Звучит невероятно, но я уснул – наверное, от полного истощения сил впал в забытье и помню только, что я очнулся рядом Карин, вдохнул ее запах и медленно выбрался из тесного угла, дрожа от холода и с трудом расправляя затекшие руки и ноги. Зрение и слух постепенно приходили в норму. Телефон молчал. Пронзительный трезвон сменился сладкозвучными трелями – за окном дрозд насвистывал свою утреннюю песенку.
– Рассвело, – сказал я.
Мы переглянулись. Мои ощущения были сродни тем, что чувствует потерпевший кораблекрушение. Я был жив и в здравом рассудке.
Под глазами Карин залегли темные круги, слезы и пот оставили следы на бледных щеках. Я прижал ее ладонь к своему плечу:
– Карин, клянусь тебе, я разделю с тобой все беды и невзгоды. Я тебя не оставлю.
– Алан, а ты… Ты сделаешь все, что я тебя попрошу?
– Все, что угодно. Только скажи.
– Увези меня отсюда.
– Прямо сейчас?
– Да.
Я поднялся, разделся донага, принял ванну, а потом раздвинул шторы. Утро выдалось пасмурным, хмурое небо грозило дождем. На газоне лежала сорванная бурей ветка ясеня, с уже поблекшей листвой; на темном стволе ярко белело место перелома. Я с необыкновенной легкостью начал хлопотать по хозяйству и быстро делал все необходимое: наполнил ванну для Карин, побрился, оделся и, достав два чемодана, уложил в один свою пижаму, туалетные принадлежности и прочее.
– Карин, ты будешь завтракать?
– Да. Не важно что. Который час?
– Еще пяти нет.
– Алан, знаешь…
– Что?
– Давай не будем обсуждать то, что случилось ночью. Вообще не будем.
Я кивнул, легонько коснулся ее плеча (она сидела в ванне) и ушел на кухню. Магазин, поездка в Бристоль, наше возвращение – все это решится само собой.
«Я должен о ней заботиться, – мысленно повторял я. – Я должен о ней заботиться».

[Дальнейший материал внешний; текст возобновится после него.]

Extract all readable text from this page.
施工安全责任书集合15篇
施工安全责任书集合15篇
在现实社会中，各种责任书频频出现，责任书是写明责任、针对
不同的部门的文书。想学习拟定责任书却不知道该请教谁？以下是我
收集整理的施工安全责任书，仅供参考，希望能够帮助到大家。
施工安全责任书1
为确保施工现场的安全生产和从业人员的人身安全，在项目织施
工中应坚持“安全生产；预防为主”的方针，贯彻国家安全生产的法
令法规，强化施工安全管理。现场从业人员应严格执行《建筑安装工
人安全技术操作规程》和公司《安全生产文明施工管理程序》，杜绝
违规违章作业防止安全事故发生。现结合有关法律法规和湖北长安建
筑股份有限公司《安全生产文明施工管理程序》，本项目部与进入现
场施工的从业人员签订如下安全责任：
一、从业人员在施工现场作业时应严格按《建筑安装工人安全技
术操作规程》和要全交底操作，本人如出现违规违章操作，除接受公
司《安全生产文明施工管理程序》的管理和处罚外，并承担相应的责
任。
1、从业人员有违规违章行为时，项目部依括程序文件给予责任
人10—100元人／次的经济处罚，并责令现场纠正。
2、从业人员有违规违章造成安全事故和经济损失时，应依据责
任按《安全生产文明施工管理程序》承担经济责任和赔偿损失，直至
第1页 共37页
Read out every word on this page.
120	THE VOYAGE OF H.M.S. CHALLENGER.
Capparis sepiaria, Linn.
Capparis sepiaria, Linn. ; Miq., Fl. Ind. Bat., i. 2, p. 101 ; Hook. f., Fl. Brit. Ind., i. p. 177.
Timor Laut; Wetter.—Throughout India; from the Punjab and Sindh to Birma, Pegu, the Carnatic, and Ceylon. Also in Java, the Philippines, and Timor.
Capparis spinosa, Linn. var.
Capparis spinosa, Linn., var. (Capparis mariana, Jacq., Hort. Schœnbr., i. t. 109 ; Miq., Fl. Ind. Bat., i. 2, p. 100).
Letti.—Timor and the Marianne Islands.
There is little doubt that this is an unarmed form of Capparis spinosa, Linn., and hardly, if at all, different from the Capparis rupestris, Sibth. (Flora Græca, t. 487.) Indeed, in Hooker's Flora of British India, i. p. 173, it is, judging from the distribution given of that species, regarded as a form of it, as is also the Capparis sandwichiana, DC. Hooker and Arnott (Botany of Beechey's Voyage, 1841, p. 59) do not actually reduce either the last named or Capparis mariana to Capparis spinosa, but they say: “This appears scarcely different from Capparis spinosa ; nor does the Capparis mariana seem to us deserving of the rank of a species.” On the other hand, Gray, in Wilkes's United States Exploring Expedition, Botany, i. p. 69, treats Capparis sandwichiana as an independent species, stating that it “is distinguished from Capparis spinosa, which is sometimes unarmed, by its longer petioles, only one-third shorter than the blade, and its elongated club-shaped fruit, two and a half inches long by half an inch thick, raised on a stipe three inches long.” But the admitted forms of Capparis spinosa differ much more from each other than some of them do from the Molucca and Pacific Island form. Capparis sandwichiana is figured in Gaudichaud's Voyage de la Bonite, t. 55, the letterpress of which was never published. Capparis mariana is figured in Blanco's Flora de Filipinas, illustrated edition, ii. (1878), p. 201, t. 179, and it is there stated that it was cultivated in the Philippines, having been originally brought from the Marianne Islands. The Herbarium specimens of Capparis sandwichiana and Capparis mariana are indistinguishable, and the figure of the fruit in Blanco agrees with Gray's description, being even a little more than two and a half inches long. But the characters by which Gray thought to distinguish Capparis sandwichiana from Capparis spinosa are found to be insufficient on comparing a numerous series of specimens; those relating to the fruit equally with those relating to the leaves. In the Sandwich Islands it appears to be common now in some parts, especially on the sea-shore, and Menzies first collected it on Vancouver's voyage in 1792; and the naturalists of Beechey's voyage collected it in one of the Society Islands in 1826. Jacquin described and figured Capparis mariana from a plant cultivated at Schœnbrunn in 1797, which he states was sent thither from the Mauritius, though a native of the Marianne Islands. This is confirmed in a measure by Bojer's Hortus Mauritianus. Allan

Без двадцати шесть я вывел машину из гаража, загрузил чемоданы в багажник и помог Карин надеть пальто, потому что серым утром было прохладно. Она что-то искала в сумочке и даже не оглянулась на дом, пока я вел автомобиль по подъездной дорожке, усыпанной поломанными ветками и сорванной листвой. У самых ворот она вдруг сказала:
– Алан, останови машину, пожалуйста.
– Ты что-то забыла?
– Прости, я думала, что в этой сумке есть упаковка таблеток от головной боли. У меня голова раскалывается. Тебе не трудно за ними сходить? Хочешь, я пойду с тобой?
– А где они?
– В спальне, в верхнем ящике туалетного стола. Там еще две сумочки, в одной из них и лежат таблетки.
Я вернулся в дом. В прихожей, объятый внезапной тревогой, я упал на колени и взмолился:
– О Господи, помоги! Дай мне силы, Святый Боже!
Однако же на пути в спальню меня все еще снедало беспокойство.
Туалетный стол был завален шарфами, носовыми платками и перчатками. Я отыскал обе сумочки, раскрыл их, но упаковки таблеток не обнаружил. Правда, в одной из сумок боковой кармашек был полон всякой всячины. Я вывалил содержимое сумки на пуховое одеяло, расстеленное на кровати: гребешок, пилочка для ногтей, пудреница, несколько датских монеток, флакон духов. Таблеток не было. Я встряхнул сумку, сунул руку в кармашек.
Оттуда выскользнул смятый листок бумаги и упал на кровать. Я присмотрелся. Это был написанный по-датски чек из копенгагенского универмага, от двадцать второго декабря предыдущего года: «1 игрушечная черепаха (зеленая) – 78 крон».